Пусть так и не увидит лица Владимира, пусть придется носить платок. Ну и что с того? Это всё не так важно. У нее получится. И ни один дух более не посмеет в избу ее входить без спросу, да душить ночами. Никто больше водить ее за нос не будет. Никому она не позволит использовать милые сердцу образы семьи и друзей, чтобы сгубить ее. Никто больше не посмеет заставить ее делать то, что она не хочет. И другой нечисти не продадут ее.
Не бывать этому.
Еся на мгновение сама удивилась мыслям, родившимся в ее голове. Неужто так сильно ее обидело предательство деревенских? Но долго гонять думы в голове не вышло. Казимир повел ее темный безжизненный лес.
У кромки домовой остановился, втянул носом воздух и браво зашагал вперед. Еся едва за ним поспевала.
Шел Казимир молча. И в этом молчании было что-то такое сокровенное, таинственное, что Есислава не решилась ничего спрашивать. Она была уверена: придет час и домовой молвит чего-нибудь.
Лес всё так же пугал. Пугал мертвой тишиной, своим нечистым беззвучием. Но Еся смотрела в оба. Она хотела увидеть хотя бы одного духа.
А Казимир меж тем улыбался и то и дело кивал. Словно он встречал кого-то, кто был глазам Есиславы недоступен.
— А ты чего ни с кем не здороваешься? — вдруг обернулся к ней Казимир.
Еся растерялась. Она бы с удовольствием поздоровалась, если бы они кого-то встретили.
— А… — протянул он хитро, но добро улыбаясь. — Не видишь их, да?
Еся отрицательно покачала головой.
— Так ты не глазами, сердцем смотри. Они кому попало не явятся.
— А кикиморы как же? А мавка? А те, которых я уже видела в первый дни тут?
— Они хотели посмотреть. И посмотрели. А теперь ты хочешь смотреть. Прячутся от тебя. Тогда ты их еще за врагов не держала, Хозяйка. А сейчас они чуют. Ты свой гнев угомони. И сердцем гляди. Сердцем. Не все они злые. Но очами того не видать.
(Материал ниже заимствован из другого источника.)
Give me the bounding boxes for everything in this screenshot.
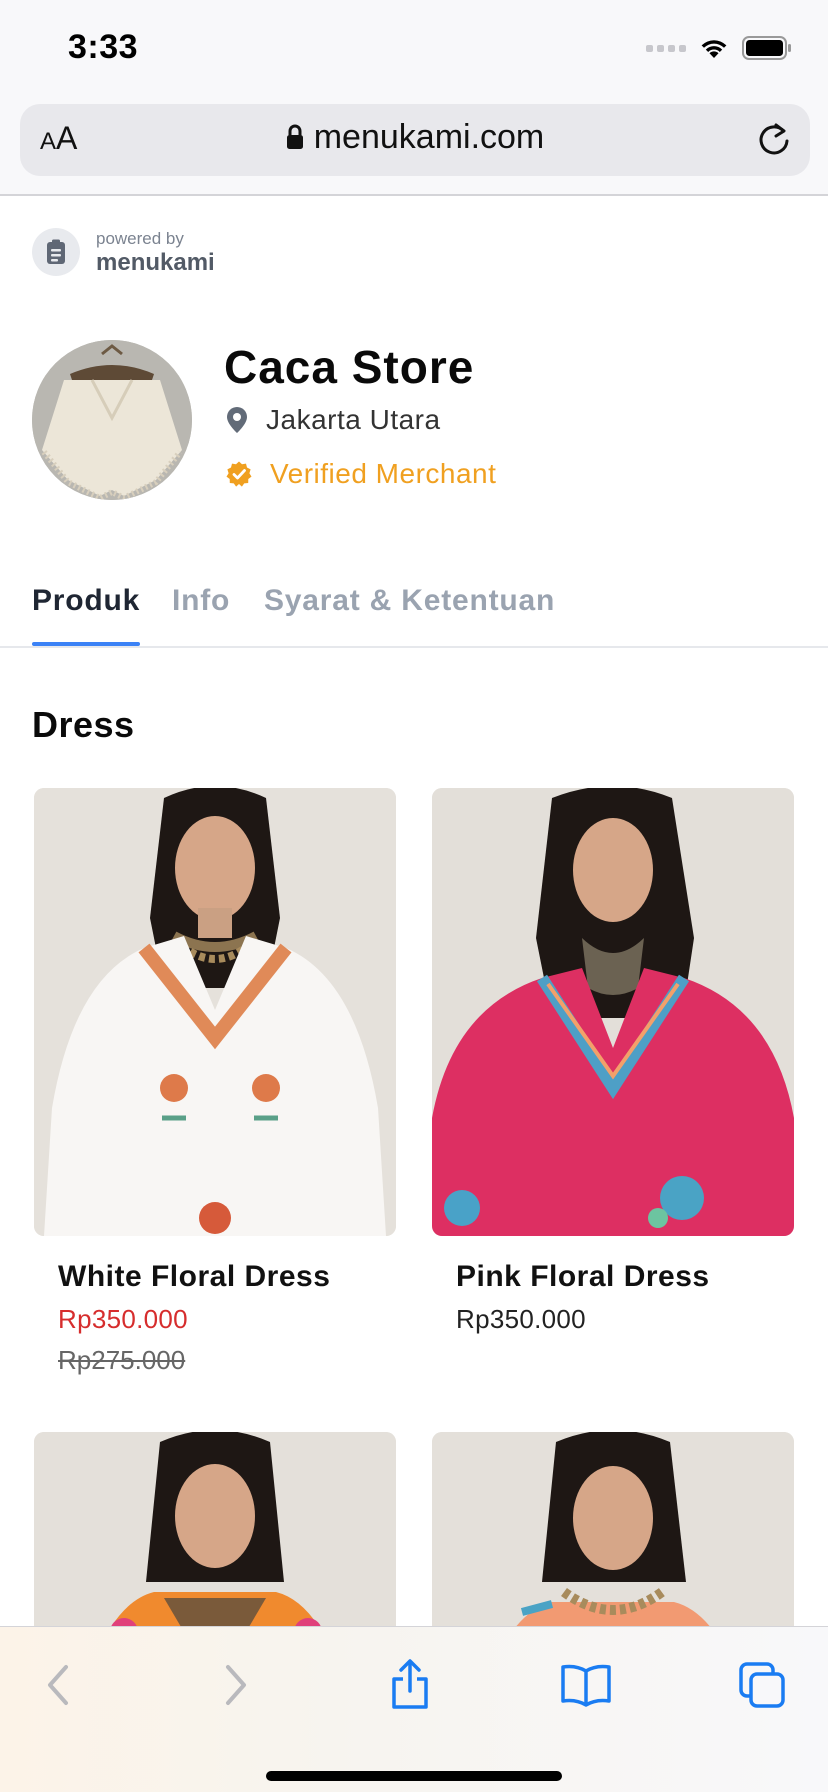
- verified-badge-icon: [226, 461, 252, 487]
- home-indicator: [266, 1771, 562, 1781]
- chevron-left-icon: [48, 1665, 68, 1705]
- product-name: Pink Floral Dress: [456, 1260, 710, 1293]
- clipboard-icon: [32, 228, 80, 276]
- store-location-text: Jakarta Utara: [266, 404, 441, 435]
- tab-produk[interactable]: Produk: [32, 584, 140, 618]
- battery-icon: [742, 36, 791, 60]
- powered-by-badge[interactable]: powered by menukami: [32, 228, 215, 276]
- store-tabs: Produk Info Syarat & Ketentuan: [0, 568, 828, 648]
- forward-button[interactable]: [206, 1655, 266, 1715]
- location-pin-icon: [227, 407, 247, 433]
- wifi-icon: [701, 40, 727, 58]
- share-icon: [392, 1659, 428, 1709]
- address-bar[interactable]: AA menukami.com: [20, 104, 810, 176]
- status-bar: 3:33: [0, 0, 828, 96]
- verified-merchant-badge: Verified Merchant: [226, 458, 496, 490]
- product-sale-price: Rp350.000: [58, 1304, 188, 1334]
- product-image: [34, 1432, 396, 1626]
- category-title: Dress: [32, 704, 135, 745]
- tabs-icon: [739, 1662, 785, 1708]
- status-icons: [646, 36, 792, 60]
- cellular-signal-icon: [646, 44, 686, 52]
- product-name: White Floral Dress: [58, 1260, 331, 1293]
- powered-by-brand: menukami: [96, 248, 215, 276]
- url-text: menukami.com: [313, 118, 545, 156]
- back-button[interactable]: [28, 1655, 88, 1715]
- product-image: [34, 788, 396, 1236]
- browser-toolbar: [0, 1626, 828, 1792]
- product-image: [432, 1432, 794, 1626]
- product-card[interactable]: [34, 1432, 396, 1626]
- active-tab-indicator: [32, 642, 140, 646]
- tab-info[interactable]: Info: [172, 584, 230, 618]
- product-card-pink-floral-dress[interactable]: Pink Floral Dress Rp350.000: [432, 788, 794, 1335]
- bookmarks-button[interactable]: [556, 1655, 616, 1715]
- page-content: powered by menukami Caca Store Jakarta U…: [0, 198, 828, 1626]
- lock-icon: [286, 124, 303, 149]
- tab-syarat-ketentuan[interactable]: Syarat & Ketentuan: [264, 584, 555, 618]
- tabs-button[interactable]: [732, 1655, 792, 1715]
- product-image: [432, 788, 794, 1236]
- store-location: Jakarta Utara: [226, 404, 441, 436]
- url-display[interactable]: menukami.com: [20, 118, 810, 157]
- book-icon: [561, 1664, 611, 1707]
- chevron-right-icon: [226, 1665, 246, 1705]
- product-price: Rp350.000: [456, 1304, 586, 1334]
- verified-merchant-text: Verified Merchant: [270, 458, 497, 489]
- product-original-price: Rp275.000: [58, 1345, 186, 1375]
- status-time: 3:33: [68, 28, 139, 66]
- browser-address-area: AA menukami.com: [0, 96, 828, 196]
- share-button[interactable]: [380, 1655, 440, 1715]
- product-card-white-floral-dress[interactable]: White Floral Dress Rp350.000 Rp275.000: [34, 788, 396, 1376]
- store-avatar: [32, 340, 192, 500]
- store-name: Caca Store: [224, 341, 475, 393]
- reload-button[interactable]: [756, 120, 792, 163]
- reload-icon: [759, 123, 789, 155]
- powered-by-label: powered by: [96, 228, 184, 248]
- product-card[interactable]: [432, 1432, 794, 1626]
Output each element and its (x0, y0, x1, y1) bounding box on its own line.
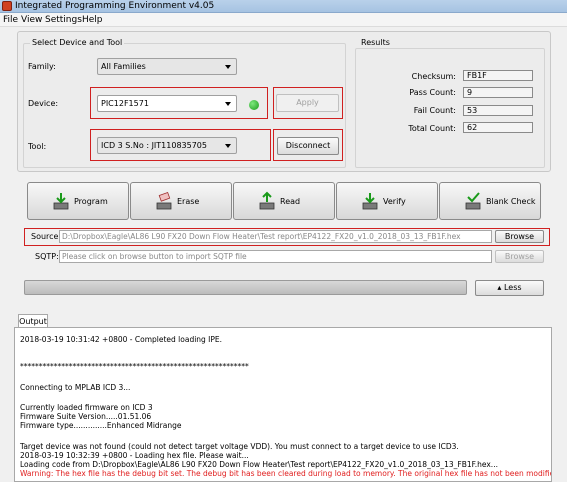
erase-label: Erase (177, 197, 200, 206)
erase-button[interactable]: Erase (130, 182, 232, 220)
menu-help[interactable]: Help (82, 14, 103, 26)
log-line: Firmware Suite Version.....01.51.06 (20, 412, 152, 421)
less-label: Less (503, 283, 522, 292)
device-select-value: PIC12F1571 (101, 99, 149, 108)
pass-count-value: 9 (463, 87, 533, 98)
chevron-down-icon (225, 144, 231, 148)
sqtp-path-field[interactable]: Please click on browse button to import … (59, 250, 492, 263)
output-log: 2018-03-19 10:31:42 +0800 - Completed lo… (14, 327, 552, 482)
log-line: Currently loaded firmware on ICD 3 (20, 403, 153, 412)
source-path-field[interactable]: D:\Dropbox\Eagle\AL86 L90 FX20 Down Flow… (59, 230, 492, 243)
apply-button[interactable]: Apply (276, 94, 339, 112)
device-select[interactable]: PIC12F1571 (97, 95, 237, 112)
program-icon (53, 193, 69, 210)
select-device-group-title: Select Device and Tool (30, 38, 125, 48)
log-line: 2018-03-19 10:32:39 +0800 - Loading hex … (20, 451, 249, 460)
total-count-label: Total Count: (408, 124, 456, 133)
read-label: Read (280, 197, 301, 206)
log-line: Connecting to MPLAB ICD 3... (20, 383, 131, 392)
tool-select[interactable]: ICD 3 S.No : JIT110835705 (97, 137, 237, 154)
read-button[interactable]: Read (233, 182, 335, 220)
menu-settings[interactable]: Settings (45, 14, 82, 26)
app-icon (2, 1, 12, 11)
verify-label: Verify (383, 197, 406, 206)
blank-check-label: Blank Check (486, 197, 536, 206)
log-line: Firmware type..............Enhanced Midr… (20, 421, 182, 430)
disconnect-button[interactable]: Disconnect (277, 137, 339, 155)
log-line: ****************************************… (20, 362, 249, 371)
chevron-down-icon (225, 102, 231, 106)
program-button[interactable]: Program (27, 182, 129, 220)
log-line: Loading code from D:\Dropbox\Eagle\AL86 … (20, 460, 498, 469)
chevron-down-icon (225, 65, 231, 69)
read-icon (259, 191, 275, 210)
fail-count-label: Fail Count: (413, 106, 456, 115)
blank-check-button[interactable]: Blank Check (439, 182, 541, 220)
fail-count-value: 53 (463, 105, 533, 116)
window-title: Integrated Programming Environment v4.05 (15, 1, 215, 11)
program-label: Program (74, 197, 108, 206)
log-line-warning: Warning: The hex file has the debug bit … (20, 469, 552, 478)
family-label: Family: (28, 62, 56, 71)
less-button[interactable]: ▴ Less (475, 280, 544, 296)
blank-check-icon (465, 192, 481, 210)
log-line: Target device was not found (could not d… (20, 442, 459, 451)
family-select[interactable]: All Families (97, 58, 237, 75)
pass-count-label: Pass Count: (409, 88, 456, 97)
verify-icon (362, 193, 378, 210)
progress-bar (24, 280, 467, 295)
tab-output[interactable]: Output (18, 314, 48, 328)
title-bar: Integrated Programming Environment v4.05 (0, 0, 567, 13)
erase-icon (156, 191, 172, 210)
family-select-value: All Families (101, 62, 146, 71)
total-count-value: 62 (463, 122, 533, 133)
menu-file[interactable]: File (3, 14, 18, 26)
tool-select-value: ICD 3 S.No : JIT110835705 (101, 141, 207, 150)
checksum-label: Checksum: (411, 72, 456, 81)
menu-bar: File View Settings Help (0, 13, 567, 27)
source-label: Source: (31, 232, 62, 241)
checksum-value: FB1F (463, 70, 533, 81)
verify-button[interactable]: Verify (336, 182, 438, 220)
sqtp-browse-button[interactable]: Browse (495, 250, 544, 263)
connection-status-icon (249, 100, 259, 110)
sqtp-label: SQTP: (35, 252, 59, 261)
device-label: Device: (28, 99, 59, 108)
menu-view[interactable]: View (21, 14, 42, 26)
tool-label: Tool: (28, 142, 47, 151)
log-line: 2018-03-19 10:31:42 +0800 - Completed lo… (20, 335, 223, 344)
source-browse-button[interactable]: Browse (495, 230, 544, 243)
results-title: Results (359, 38, 392, 48)
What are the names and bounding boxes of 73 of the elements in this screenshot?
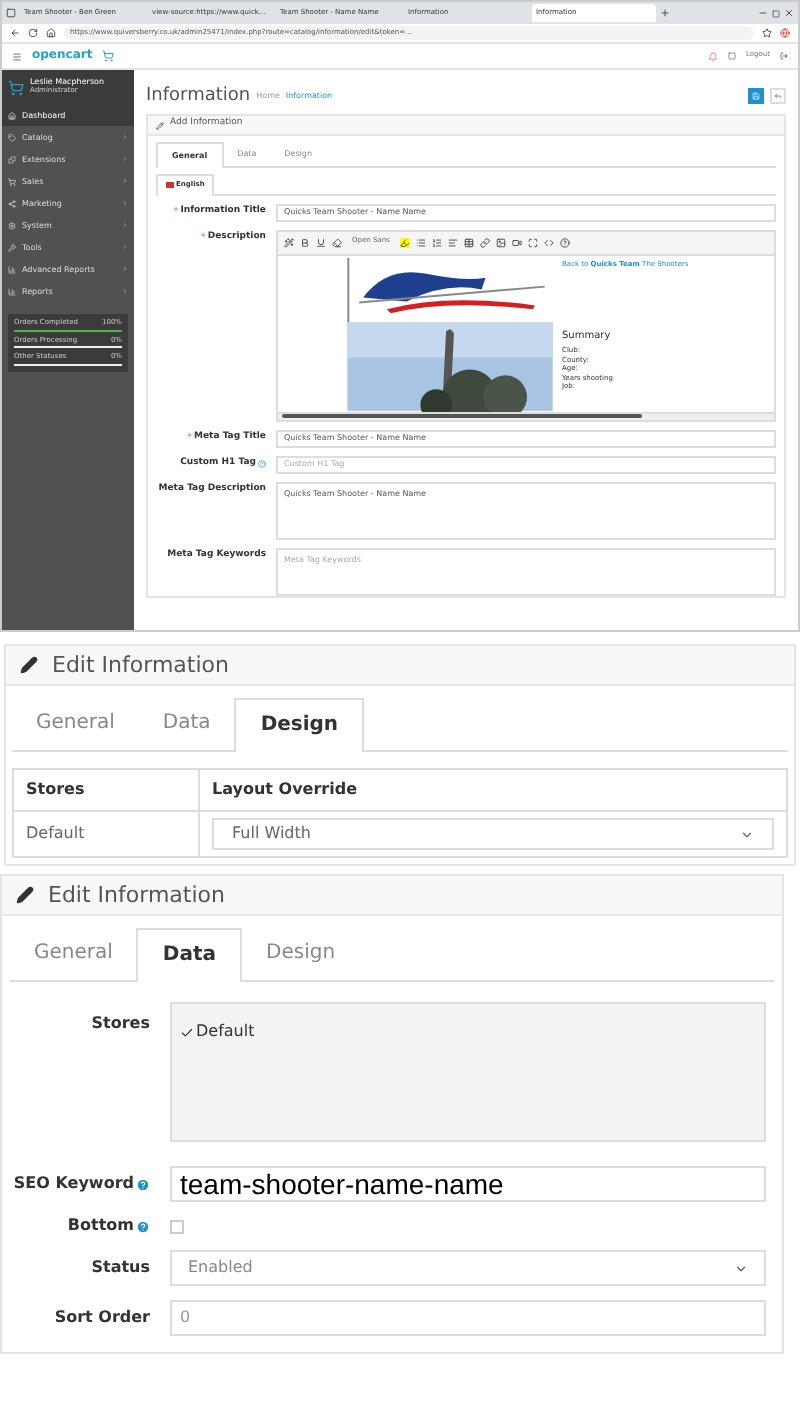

Вот как обоздаешь чернь в душе, так и разглядишь.
Еся непонимающе моргала. Конечно, она гневалась. Они ведь ее убить пытались! Как можно было такое чувство взять и угомонить? Чего это Казимир такое говорил? Простить ей теперь то чудище болотное, которое ее душило и мучило? Не бывать этому!
Еся зыдышала тяжело, почти сверепо. Гнев подобно яду травил всё хорошее, что было когда-то в ее сердце.
Она опустила глаза, не в силах глядеть Казимиру в глаза. Дедушка ведь тоже дух… Только вот он зла ей не делал.
У ног Казимира что-то зашуршало. Еся прищурилась и увидела серую спинку. А там и острый нос показался. Рядом с лаптями домового шуршал самый настоящий ёжик.
— Видишь их? — тихо спросил Казимир. — Это лесавки. Духи леса. Они только-только проснулись. Шуршат себе в листве, играют. Зла никому не делают. На них ты тоже гневаешься?
Еся покачала головой, глядя, как из-под листвы, веточек и иголок показываются острые носы. Ёжики мелькали между желтеющими травинками, наполняя мёртвый лес звуками и жизнью.
Дыхание перехватило, на глаза навернулись слезы… Они были совсем безвредными, но в порывы злости Еся и им готова была желать погибели.